Posted: April 22nd, 2012 | Author: | Filed under: Property Taxes | Tags: , , , , | 10 Comments »

10 Comments on “Such A Deal”

  1. MergerCentral said at 11:05 am on April 22nd, 2012:

    What would happen to the property taxes in Allenhurst? This is exactly why Abbott school districts are killing this state. I would love to see the data on how many kids from Allenhurst actually attend Asbury Park HS. I bet less than 10 kids total.

  2. truth hurts said at 11:50 am on April 22nd, 2012:

    The Abbott schools are crushing this states budget. Its a failing program that throws good money at bad situations and is a blatant abuse of us taxpayers. The extreme expenditures and extravagances of neptune, Asbury and Long Branch school districts is disgusting and extreme. Its further taxpayer abuse. The positive to this merger would be to eliminate a few police patrolman hopefully. The police unions and the $120k a year policeman are pushing this state faster into bankruptcy. The liberals and NJEA and PBA are doing everything they can to bankrupt this state and yet the outragous salaries and benefits keep going up. Hopefully this merger will eliminate some overpaid public union employees during this great recession.

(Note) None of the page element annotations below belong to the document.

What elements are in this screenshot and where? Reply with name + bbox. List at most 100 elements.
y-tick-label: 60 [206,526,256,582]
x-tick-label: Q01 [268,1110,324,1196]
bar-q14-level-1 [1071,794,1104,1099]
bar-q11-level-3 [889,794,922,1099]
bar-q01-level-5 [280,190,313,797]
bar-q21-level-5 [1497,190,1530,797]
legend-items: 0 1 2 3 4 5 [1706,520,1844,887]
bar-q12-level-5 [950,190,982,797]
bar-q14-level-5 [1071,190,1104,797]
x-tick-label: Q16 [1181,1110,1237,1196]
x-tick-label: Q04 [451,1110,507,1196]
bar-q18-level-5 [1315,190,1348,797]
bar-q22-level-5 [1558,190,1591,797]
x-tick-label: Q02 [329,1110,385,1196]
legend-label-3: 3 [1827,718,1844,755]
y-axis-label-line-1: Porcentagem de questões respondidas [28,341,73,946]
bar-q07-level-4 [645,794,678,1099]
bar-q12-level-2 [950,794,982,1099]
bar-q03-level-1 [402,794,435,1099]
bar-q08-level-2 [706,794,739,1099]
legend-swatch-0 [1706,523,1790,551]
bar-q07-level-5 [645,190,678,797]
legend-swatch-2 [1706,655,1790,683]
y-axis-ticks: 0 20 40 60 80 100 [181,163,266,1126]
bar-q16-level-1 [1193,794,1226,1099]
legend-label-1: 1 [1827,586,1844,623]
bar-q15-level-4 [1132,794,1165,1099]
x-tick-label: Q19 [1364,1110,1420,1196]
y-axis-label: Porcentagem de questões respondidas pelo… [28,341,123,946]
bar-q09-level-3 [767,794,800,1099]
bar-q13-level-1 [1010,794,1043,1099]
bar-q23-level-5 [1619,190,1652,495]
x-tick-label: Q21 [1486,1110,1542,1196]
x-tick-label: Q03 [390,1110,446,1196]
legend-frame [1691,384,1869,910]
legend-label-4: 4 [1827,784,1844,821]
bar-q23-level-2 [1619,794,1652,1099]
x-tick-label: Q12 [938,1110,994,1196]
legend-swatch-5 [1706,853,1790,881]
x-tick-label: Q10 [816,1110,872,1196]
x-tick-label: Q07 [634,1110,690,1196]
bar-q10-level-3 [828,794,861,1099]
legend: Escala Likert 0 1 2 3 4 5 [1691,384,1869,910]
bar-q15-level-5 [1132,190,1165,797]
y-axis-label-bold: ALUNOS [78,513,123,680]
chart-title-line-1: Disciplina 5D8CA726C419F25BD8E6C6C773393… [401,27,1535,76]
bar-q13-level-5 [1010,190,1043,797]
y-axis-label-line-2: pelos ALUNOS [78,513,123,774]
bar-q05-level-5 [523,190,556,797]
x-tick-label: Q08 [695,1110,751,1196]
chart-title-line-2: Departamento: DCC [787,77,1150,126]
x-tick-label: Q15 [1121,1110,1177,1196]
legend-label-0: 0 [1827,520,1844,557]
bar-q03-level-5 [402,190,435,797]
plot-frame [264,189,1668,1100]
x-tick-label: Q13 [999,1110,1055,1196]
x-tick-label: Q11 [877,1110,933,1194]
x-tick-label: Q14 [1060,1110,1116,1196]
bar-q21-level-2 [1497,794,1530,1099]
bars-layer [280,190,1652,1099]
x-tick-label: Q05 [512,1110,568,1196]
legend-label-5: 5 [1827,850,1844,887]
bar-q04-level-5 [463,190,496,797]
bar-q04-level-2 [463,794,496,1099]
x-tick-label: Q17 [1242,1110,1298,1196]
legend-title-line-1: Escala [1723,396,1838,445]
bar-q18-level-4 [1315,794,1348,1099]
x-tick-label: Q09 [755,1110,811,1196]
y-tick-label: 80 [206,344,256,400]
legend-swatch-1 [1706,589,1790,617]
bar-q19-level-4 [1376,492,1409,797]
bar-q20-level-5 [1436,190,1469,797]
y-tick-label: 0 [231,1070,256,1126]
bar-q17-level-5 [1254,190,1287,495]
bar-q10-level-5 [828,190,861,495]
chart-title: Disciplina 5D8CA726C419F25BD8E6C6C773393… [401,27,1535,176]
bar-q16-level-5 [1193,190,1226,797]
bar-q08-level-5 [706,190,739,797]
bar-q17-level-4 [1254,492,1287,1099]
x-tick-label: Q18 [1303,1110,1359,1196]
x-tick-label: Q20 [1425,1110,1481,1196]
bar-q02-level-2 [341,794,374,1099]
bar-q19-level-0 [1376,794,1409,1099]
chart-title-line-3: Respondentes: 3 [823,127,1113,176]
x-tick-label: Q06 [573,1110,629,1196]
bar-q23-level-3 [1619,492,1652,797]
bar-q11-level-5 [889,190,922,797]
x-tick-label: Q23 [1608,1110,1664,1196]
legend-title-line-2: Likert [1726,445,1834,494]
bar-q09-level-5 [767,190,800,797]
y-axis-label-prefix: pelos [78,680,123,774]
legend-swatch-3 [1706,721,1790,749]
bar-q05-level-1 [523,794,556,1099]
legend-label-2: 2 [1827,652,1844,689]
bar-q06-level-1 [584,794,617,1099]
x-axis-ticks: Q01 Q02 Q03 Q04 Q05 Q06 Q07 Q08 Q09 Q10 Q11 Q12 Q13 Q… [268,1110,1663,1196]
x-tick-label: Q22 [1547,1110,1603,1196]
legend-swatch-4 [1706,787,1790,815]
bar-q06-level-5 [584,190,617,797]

  3. nbrefugee said at 1:33 pm on April 22nd, 2012:

    If the Princetons can merge. these two nothing towns should be able to merge, but actually merge withsomeone else. The Princetons will havce a combined population of 28,000 when merged. That should be the benchmark for continued merging with other towns in Monmouth.

  4. Mahatmacane Jeeves said at 2:57 pm on April 22nd, 2012:

    I agree, although marginally, with nbrefugee. I firmly believe that the mergers should be county-wide, with one unified police dept and one unified DPW/Highway department. Let every town bear the exact same burden (per capita) as the next. Couple that with a county-wide school system and we might begin to see some tax savings.

  5. truth hurts said at 4:24 pm on April 22nd, 2012:

    Merge the schools in Monmouth county? Now, that would be a great idea that would save a lot of taxpayer money. Does anyone have any info on this ? Any talk of this ?

  6. speedkillsu said at 3:21 pm on April 23rd, 2012:

    It still amazes me that we all pay the highest property taxes in the nation of which 60% to 75% are for schools …..yet we have NO choice ,we are forced to send our kids to schools that our politicians insist upon !

  7. Justified Right said at 4:56 pm on April 23rd, 2012:

    Don’t get me started Art….

  8. ArtGallagher said at 5:24 pm on April 23rd, 2012:

    Justified Right said at 4:56 pm on April 23rd, 2012:
    Don’t get me started Art….

    You’re already started Tommy. Don’t back off….

  9. New Guy said at 6:22 pm on April 23rd, 2012:

    Corsine nixed the deal that the town had, did you expect these smart, well to do, successful people to sit back and take it up the rear. I am suprised it took this long for them to get this ball rolling. I also question why commercial properties have to pay school taxes. Maybe the laws should be changed so that no one may use a commercial property address for school perposes. But I doubt they do already.

  10. Bob English said at 7:18 am on April 24th, 2012:

    Truth…There have been articles in the papers the past couple days regarding school consolidation. There was a big push in the last year or two of Corzines term to get the ball rolling on this. There is quite a bit of cost involved and from what I have read in the paper yesterday and today, it is not a priority for the current administration.